In 1475 Edward IV made a will before he headed to Calais to begin a war effort with France. As it turned out, negotiations with the French were concluded peacefully, but Edward wasn't to know if he would be back. He left wishes for a tomb to be made, the king 'buried low in the ground, and upon the same a stone to be laid and wrought with the figure of Death with escutcheons of our arms and writings convenient about the borders of the same remembering the day and year of our decease, and that in the same place or near to it an altar be made meetly for the room as hereafter we shall devise and declare'.

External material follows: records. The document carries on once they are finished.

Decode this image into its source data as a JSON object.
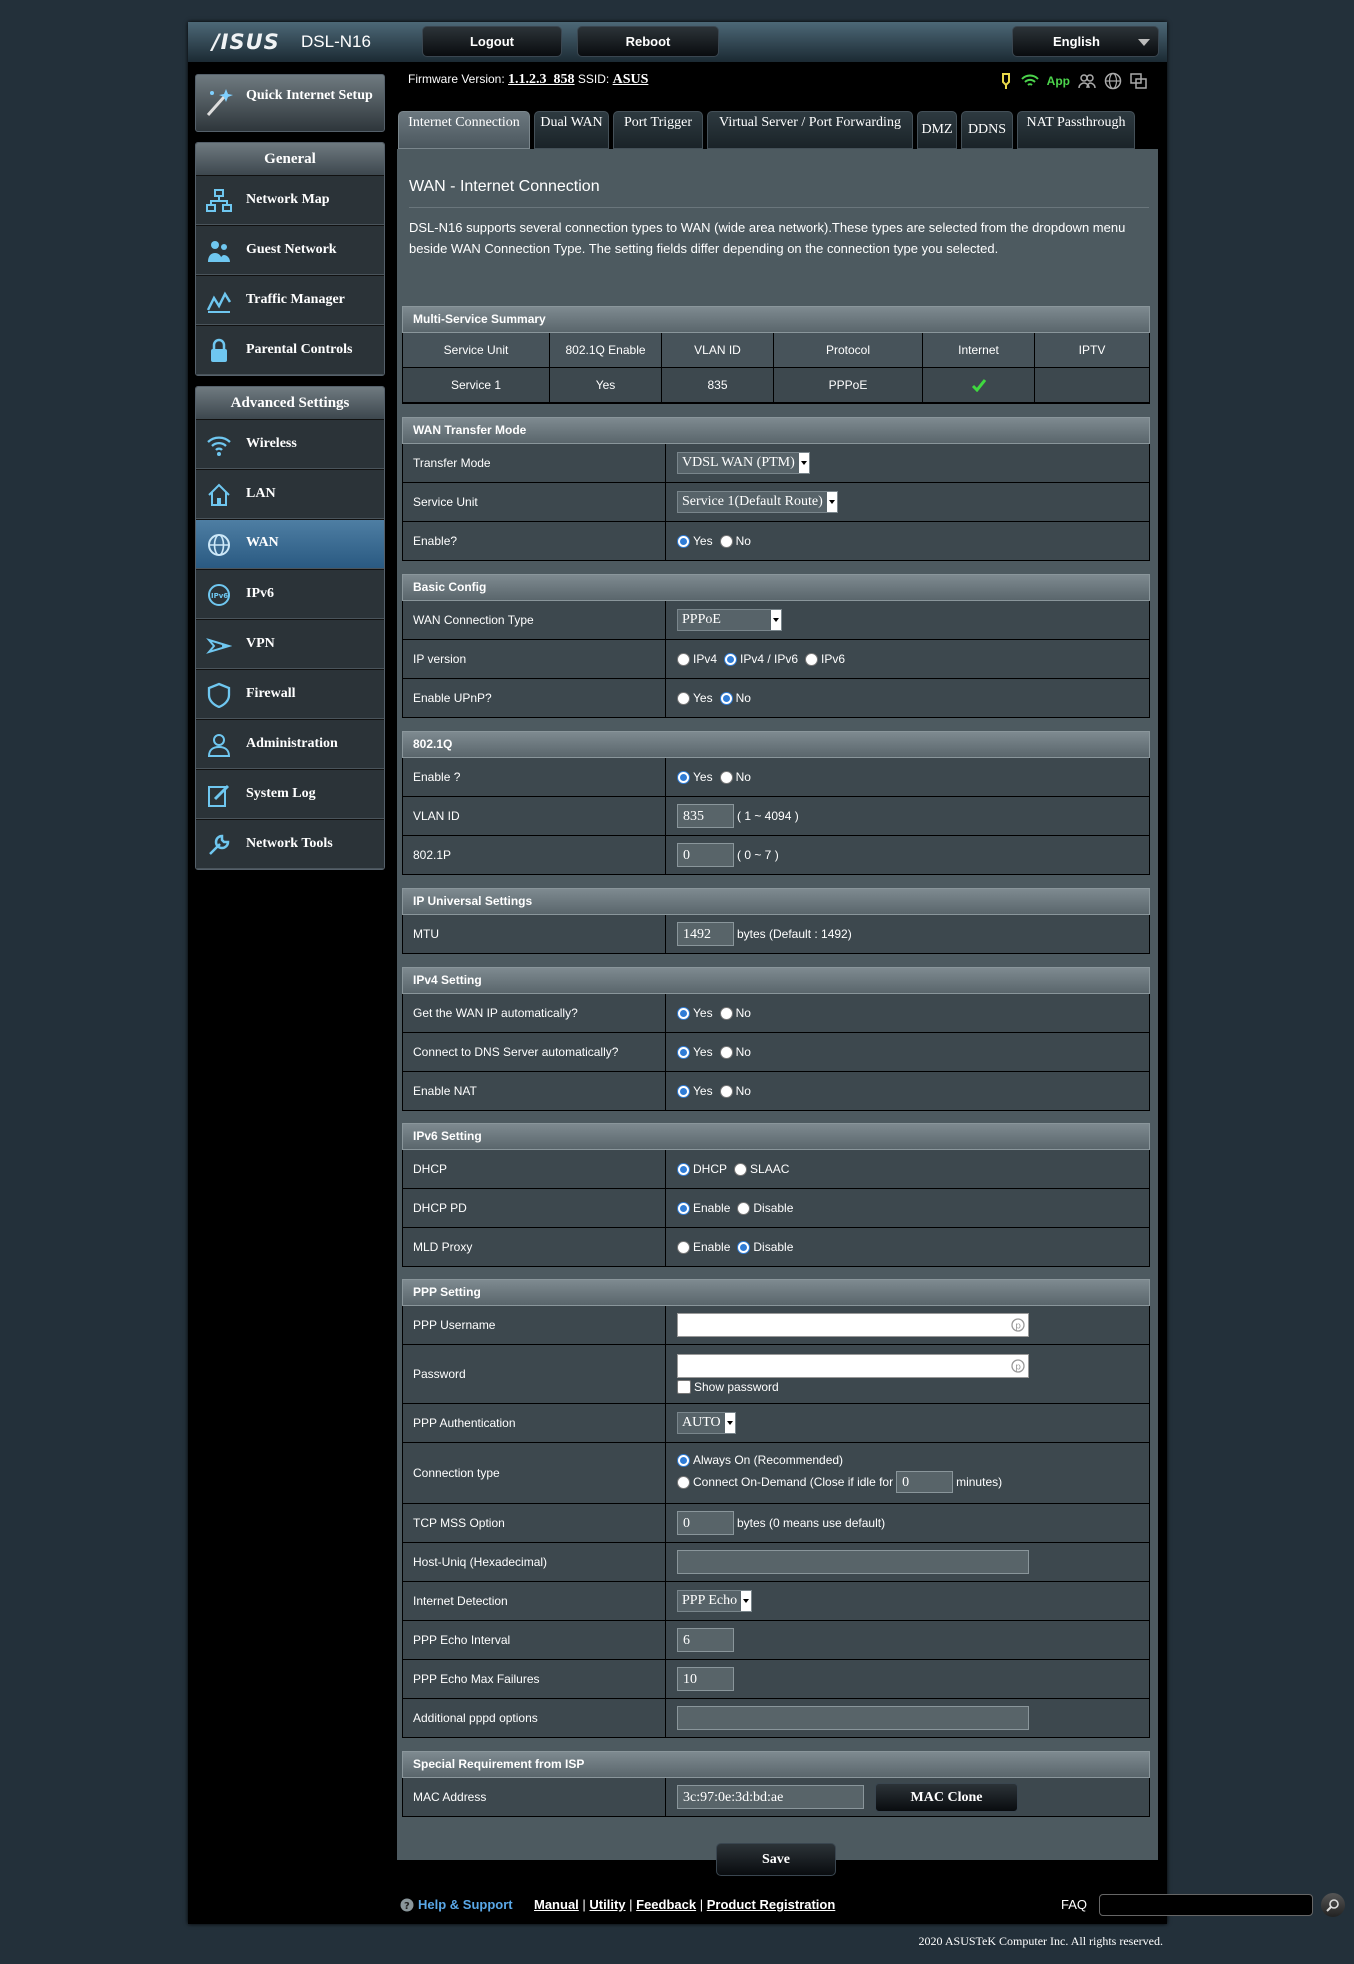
{
  "header": {
    "logo": "/ISUS",
    "model": "DSL-N16",
    "logout": "Logout",
    "reboot": "Reboot",
    "language": "English"
  },
  "status": {
    "fw_label": "Firmware Version:",
    "fw_value": "1.1.2.3_858",
    "ssid_label": "SSID:",
    "ssid_value": "ASUS",
    "app_label": "App"
  },
  "sidebar": {
    "qis": "Quick Internet Setup",
    "general_title": "General",
    "general": [
      {
        "label": "Network Map",
        "icon": "network-map-icon"
      },
      {
        "label": "Guest Network",
        "icon": "guest-network-icon"
      },
      {
        "label": "Traffic Manager",
        "icon": "traffic-manager-icon"
      },
      {
        "label": "Parental Controls",
        "icon": "parental-controls-icon"
      }
    ],
    "advanced_title": "Advanced Settings",
    "advanced": [
      {
        "label": "Wireless",
        "icon": "wireless-icon"
      },
      {
        "label": "LAN",
        "icon": "lan-icon"
      },
      {
        "label": "WAN",
        "icon": "wan-icon",
        "active": true
      },
      {
        "label": "IPv6",
        "icon": "ipv6-icon"
      },
      {
        "label": "VPN",
        "icon": "vpn-icon"
      },
      {
        "label": "Firewall",
        "icon": "firewall-icon"
      },
      {
        "label": "Administration",
        "icon": "administration-icon"
      },
      {
        "label": "System Log",
        "icon": "system-log-icon"
      },
      {
        "label": "Network Tools",
        "icon": "network-tools-icon"
      }
    ]
  },
  "tabs": [
    "Internet Connection",
    "Dual WAN",
    "Port Trigger",
    "Virtual Server / Port Forwarding",
    "DMZ",
    "DDNS",
    "NAT Passthrough"
  ],
  "page": {
    "title": "WAN - Internet Connection",
    "desc": "DSL-N16 supports several connection types to WAN (wide area network).These types are selected from the dropdown menu beside WAN Connection Type. The setting fields differ depending on the connection type you selected."
  },
  "summary": {
    "title": "Multi-Service Summary",
    "headers": [
      "Service Unit",
      "802.1Q Enable",
      "VLAN ID",
      "Protocol",
      "Internet",
      "IPTV"
    ],
    "row": [
      "Service 1",
      "Yes",
      "835",
      "PPPoE",
      "",
      ""
    ]
  },
  "transfer": {
    "title": "WAN Transfer Mode",
    "transfer_mode_label": "Transfer Mode",
    "transfer_mode_value": "VDSL WAN (PTM)",
    "service_unit_label": "Service Unit",
    "service_unit_value": "Service 1(Default Route)",
    "enable_label": "Enable?",
    "yes": "Yes",
    "no": "No"
  },
  "basic": {
    "title": "Basic Config",
    "conn_type_label": "WAN Connection Type",
    "conn_type_value": "PPPoE",
    "ipver_label": "IP version",
    "ipv4": "IPv4",
    "ipv4v6": "IPv4 / IPv6",
    "ipv6": "IPv6",
    "upnp_label": "Enable UPnP?",
    "yes": "Yes",
    "no": "No"
  },
  "dot1q": {
    "title": "802.1Q",
    "enable_label": "Enable ?",
    "vlan_label": "VLAN ID",
    "vlan_value": "835",
    "vlan_range": "( 1 ~ 4094 )",
    "p_label": "802.1P",
    "p_value": "0",
    "p_range": "( 0 ~ 7 )",
    "yes": "Yes",
    "no": "No"
  },
  "universal": {
    "title": "IP Universal Settings",
    "mtu_label": "MTU",
    "mtu_value": "1492",
    "mtu_note": "bytes (Default : 1492)"
  },
  "ipv4": {
    "title": "IPv4 Setting",
    "auto_ip_label": "Get the WAN IP automatically?",
    "dns_label": "Connect to DNS Server automatically?",
    "nat_label": "Enable NAT",
    "yes": "Yes",
    "no": "No"
  },
  "ipv6set": {
    "title": "IPv6 Setting",
    "dhcp_label": "DHCP",
    "dhcp": "DHCP",
    "slaac": "SLAAC",
    "pd_label": "DHCP PD",
    "enable": "Enable",
    "disable": "Disable",
    "mld_label": "MLD Proxy"
  },
  "ppp": {
    "title": "PPP Setting",
    "username_label": "PPP Username",
    "password_label": "Password",
    "show_password": "Show password",
    "auth_label": "PPP Authentication",
    "auth_value": "AUTO",
    "conntype_label": "Connection type",
    "always_on": "Always On (Recommended)",
    "on_demand": "Connect On-Demand (Close if idle for",
    "idle_value": "0",
    "minutes": "minutes)",
    "mss_label": "TCP MSS Option",
    "mss_value": "0",
    "mss_note": "bytes (0 means use default)",
    "hostuniq_label": "Host-Uniq (Hexadecimal)",
    "detect_label": "Internet Detection",
    "detect_value": "PPP Echo",
    "echo_int_label": "PPP Echo Interval",
    "echo_int_value": "6",
    "echo_max_label": "PPP Echo Max Failures",
    "echo_max_value": "10",
    "pppd_label": "Additional pppd options"
  },
  "isp": {
    "title": "Special Requirement from ISP",
    "mac_label": "MAC Address",
    "mac_value": "3c:97:0e:3d:bd:ae",
    "clone": "MAC Clone"
  },
  "save": "Save",
  "footer": {
    "help": "Help & Support",
    "manual": "Manual",
    "utility": "Utility",
    "feedback": "Feedback",
    "registration": "Product Registration",
    "faq": "FAQ"
  },
  "copyright": "2020 ASUSTeK Computer Inc. All rights reserved."
}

| St George's Chapel, Windsor, burial place of Edward IV |
Edward's longed-for tomb doesn't survive today. Instead, there is an arch with a plain memorial to the king, a slab in the floor alongside it marking the burial of his widow, Elizabeth Woodville, in front. In 1789 repaving work was being carried out in the chapel, and the workers saw for themselves the coffin of Edward IV. The coffin was cut open and examined, a report being submitted to the Society of Antiquaries. Once sealed back up, a new monument was put up, with the simple acknowledgement tin brass lettering that it belongs to 'Edward IIII'.
I've seen various reports online saying that Edward's magnificent tomb was finished, jewelled and stood for almost two hundred years before it was dismantled and destroyed by Cromwell's soldiers during the Civil War. The only thing is, I can't find any evidence that the effigy and rest of the tomb was ever completed. The twentieth century historian W.H. Hope produced accounts for 1481-2 and 1482-3, which note the purchase of 'thirty-three casks of touchstone, bought for the use of the chapel and for making the King's tomb', along with other references to 'the making f an altar within the King's enclosure there'. Temporary accommodation seems to have been set up for the workers on the tomb, for 'the making of a house for the masons working upon the tomb of our lord the King'. Hope concluded that it seems that the tomb was never finished, although admitted that how far completed it was before the 1780s is 'impossible to say'.
There are references to a pre-1789 tomb with metal gates, separation Edward's burial site from the aisle of the chapel, but not of Edward's finished tomb itself. If this is the case, and the tomb was never completed, it may have been that Richard III, his eventual successor, had other things on his mind like trying to maintain his hold on power. Or remaining funds weren't released due to internal conflict and readjusting after the Wars of the Roses, which started in the 1450s.